POST /v1/tenants/:t/fts/kb.articles/index
curl -X POST "$ORIGINCHAIN_URL/v1/tenants/$T/fts/kb.articles/index" \
  -H "Authorization: Bearer $OC_TOKEN" \
  -H "Content-Type: application/json" \
  -d '{
    "field":  "body",
    "doc_id": "kb-2026-001",
    "text":   "Each shape (row, vector, FTS, graph) has its own endpoint. Every call is atomic individually. Idempotency keys make retries safe."
  }'
about atomicity

The three calls are separate. There is no single "write everything" endpoint. Each call is atomic by itself. The SDKs auto-attach an Idempotency-Key on every mutating call, so if the FTS call fails after the row and vector succeeded, retry just the FTS one - re-doing the row write would not duplicate it.

common mistakes
  • Embedding only the title.

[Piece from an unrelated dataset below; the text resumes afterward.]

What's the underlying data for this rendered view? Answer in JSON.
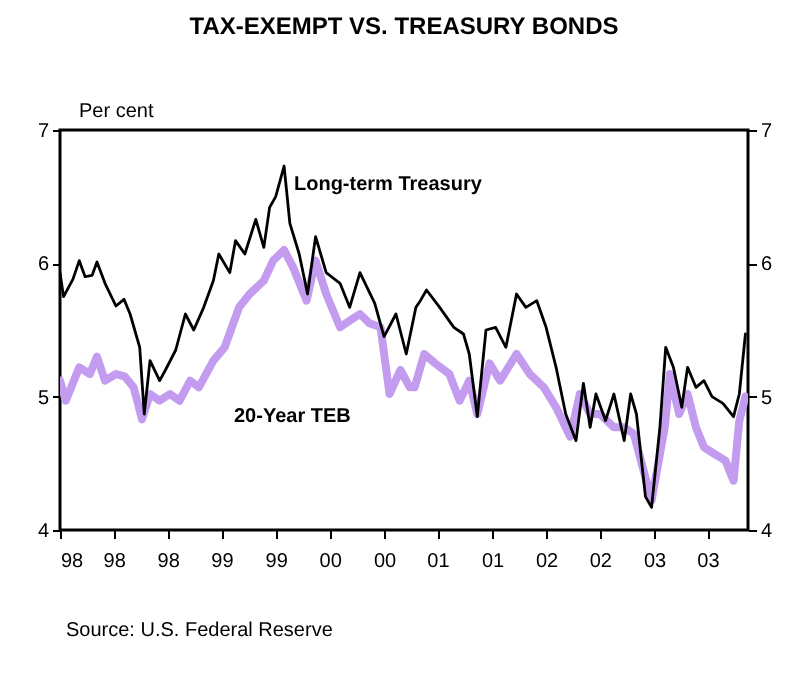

Titles carry maybe 10% of an article's meaning. Concatenate title + body before embedding so semantic similarity actually fires on body content.
  • Indexing the title in FTS but not the body. The opposite mistake. The body is where the searchable keywords live.
  • Forgetting to re-index on update. If you edit an article, you have to re-put the row, re-put the vector, and re-index the FTS field. None of the three rides along with the others.
  • Embedding huge bodies as one vector. Past ~1k tokens, semantic similarity gets muddy. For long articles, chunk the body, write one row per chunk with a parent article_id, and embed each chunk separately.